Henrich é espanosamente prolífico para um autor tão pouco sedentário. Tarimbado corredor de maratonas, ele costuma zanzar por suas matas a qualquer hora do dia e da noite, como se sentisse em casa. Tem uma curiosidade insaciável por tudo o que acontece lá dentro. Controla a cada estação a chegada e a partida dos pássaros, anfíbios, insetos e florações, dedicando-se a meticulosas investigações sobre os mecanismos que regulam o cio das plantas com a ronda dos bichos capazes de polinizá-las. Sobe em pinheiros com lápis e papel na mão, para rascunhar, lá do último galho, vistas panorâmicas que acompanham a evolução da paisagem. Aponta, pessoalmente, as árvores condenadas às serrarias, para que outras retomem o território que originalmente lhes cabia.

Enfim, cuida de todos os detalhes. E, com isso, sua floresta tornou-se um modelo vivo de ciência aplicada à conservação. Ele costuma usá-la em aulas de campo. E suas aulas soam convicentes, porque anos atrás um ex-aluno desenganado pediu-lhe para deixar seu corpo apodrecer ao relento na mata (o que Heinrich recusou), acreditando que assim chegaria diretamente à unica vida após a morte que se pode conferir molécula por molécula.

Não há assunto obscuro e abstrato que Heirich não torne claro e concreto em duas ou três páginas. A conversa fiada sobre seqüestro de carbono, por exemplo. Ela paira no ar há tanto tempo que parece incapaz de pegar na terra.
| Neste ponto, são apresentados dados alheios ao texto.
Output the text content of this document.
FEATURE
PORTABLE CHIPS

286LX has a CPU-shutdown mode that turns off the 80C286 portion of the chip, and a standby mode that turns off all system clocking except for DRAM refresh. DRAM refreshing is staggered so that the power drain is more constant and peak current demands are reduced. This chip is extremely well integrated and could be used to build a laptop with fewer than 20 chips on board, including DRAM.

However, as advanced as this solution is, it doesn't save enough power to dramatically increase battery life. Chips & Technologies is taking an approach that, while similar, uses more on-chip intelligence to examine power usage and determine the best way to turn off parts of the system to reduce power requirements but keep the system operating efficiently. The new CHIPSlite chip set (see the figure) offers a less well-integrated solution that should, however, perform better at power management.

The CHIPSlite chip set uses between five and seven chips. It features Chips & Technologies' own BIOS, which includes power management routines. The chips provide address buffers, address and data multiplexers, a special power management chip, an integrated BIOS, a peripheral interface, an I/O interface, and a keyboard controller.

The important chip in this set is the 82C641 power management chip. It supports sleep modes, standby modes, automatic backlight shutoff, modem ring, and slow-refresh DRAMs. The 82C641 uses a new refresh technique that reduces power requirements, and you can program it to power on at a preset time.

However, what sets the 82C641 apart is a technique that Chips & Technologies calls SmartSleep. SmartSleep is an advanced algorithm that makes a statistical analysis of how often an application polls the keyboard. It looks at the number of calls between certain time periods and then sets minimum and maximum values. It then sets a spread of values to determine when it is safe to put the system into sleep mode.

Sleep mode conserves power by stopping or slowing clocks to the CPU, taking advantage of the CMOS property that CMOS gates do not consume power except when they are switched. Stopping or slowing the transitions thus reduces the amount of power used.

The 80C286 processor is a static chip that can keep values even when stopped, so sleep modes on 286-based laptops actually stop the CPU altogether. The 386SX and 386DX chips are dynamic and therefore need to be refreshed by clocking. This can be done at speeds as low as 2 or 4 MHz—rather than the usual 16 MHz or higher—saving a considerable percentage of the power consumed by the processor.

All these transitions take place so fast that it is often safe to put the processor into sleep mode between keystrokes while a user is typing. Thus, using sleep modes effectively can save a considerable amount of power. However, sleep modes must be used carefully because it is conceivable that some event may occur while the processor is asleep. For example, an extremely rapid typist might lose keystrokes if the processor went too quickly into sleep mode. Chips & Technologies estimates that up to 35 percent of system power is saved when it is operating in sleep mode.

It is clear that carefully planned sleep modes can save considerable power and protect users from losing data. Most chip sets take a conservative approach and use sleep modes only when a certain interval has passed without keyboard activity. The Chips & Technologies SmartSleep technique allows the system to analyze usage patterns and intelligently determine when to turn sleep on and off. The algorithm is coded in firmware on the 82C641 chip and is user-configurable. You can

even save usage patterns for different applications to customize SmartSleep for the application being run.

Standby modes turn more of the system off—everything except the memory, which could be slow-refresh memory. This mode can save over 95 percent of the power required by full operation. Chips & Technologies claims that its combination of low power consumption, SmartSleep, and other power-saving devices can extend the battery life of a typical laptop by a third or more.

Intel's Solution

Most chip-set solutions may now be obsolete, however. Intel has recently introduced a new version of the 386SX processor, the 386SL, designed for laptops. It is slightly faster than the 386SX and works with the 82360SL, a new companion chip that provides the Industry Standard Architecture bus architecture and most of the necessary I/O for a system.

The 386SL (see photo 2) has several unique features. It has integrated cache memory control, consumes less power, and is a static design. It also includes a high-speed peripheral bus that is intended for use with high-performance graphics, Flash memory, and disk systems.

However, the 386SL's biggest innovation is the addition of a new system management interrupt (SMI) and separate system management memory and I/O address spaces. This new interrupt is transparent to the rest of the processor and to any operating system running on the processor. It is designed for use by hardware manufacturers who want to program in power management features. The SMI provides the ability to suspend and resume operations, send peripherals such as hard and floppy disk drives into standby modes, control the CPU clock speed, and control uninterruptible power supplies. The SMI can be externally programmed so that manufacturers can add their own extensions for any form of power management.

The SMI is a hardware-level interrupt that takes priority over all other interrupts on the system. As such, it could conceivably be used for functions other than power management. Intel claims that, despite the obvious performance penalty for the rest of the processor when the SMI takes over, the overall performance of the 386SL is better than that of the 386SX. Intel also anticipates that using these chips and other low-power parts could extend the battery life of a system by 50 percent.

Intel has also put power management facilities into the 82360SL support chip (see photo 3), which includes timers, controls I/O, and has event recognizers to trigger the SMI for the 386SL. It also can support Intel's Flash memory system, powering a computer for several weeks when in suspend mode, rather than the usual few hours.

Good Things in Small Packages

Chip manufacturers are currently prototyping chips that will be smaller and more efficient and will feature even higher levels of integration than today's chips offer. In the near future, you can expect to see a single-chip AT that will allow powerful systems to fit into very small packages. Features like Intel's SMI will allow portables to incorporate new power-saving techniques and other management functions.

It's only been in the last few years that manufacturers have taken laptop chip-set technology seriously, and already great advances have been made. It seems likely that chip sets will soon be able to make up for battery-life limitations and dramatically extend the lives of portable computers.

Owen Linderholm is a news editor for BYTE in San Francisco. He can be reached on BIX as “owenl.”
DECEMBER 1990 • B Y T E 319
Heinrich a materializa num galho que cresce diante de sua janela, absorvendo por segundo em cada célula 4,6 milhões de moléculas de dióxido de carbono, possivelmente expelidos por “um tronco em decomposição na Amazônia, um carro nas avenidas de Los Angeles, uma usina a carvão no Utah, um hornbill na Indonésia e um babuíno na Tanzânia”.

Portanto, “cada célula de madeira em cada árvore” de sua propriedade é um permanente “dá-e-toma com o resto do mundo”. Dito assim, parece simples, não? Pois é o mesmo cálculo que o tal mapa-mundi da massa florestal pretende converter à escala planetária. Para que ninguém mais possa dizer que não tem nada a ver com isso.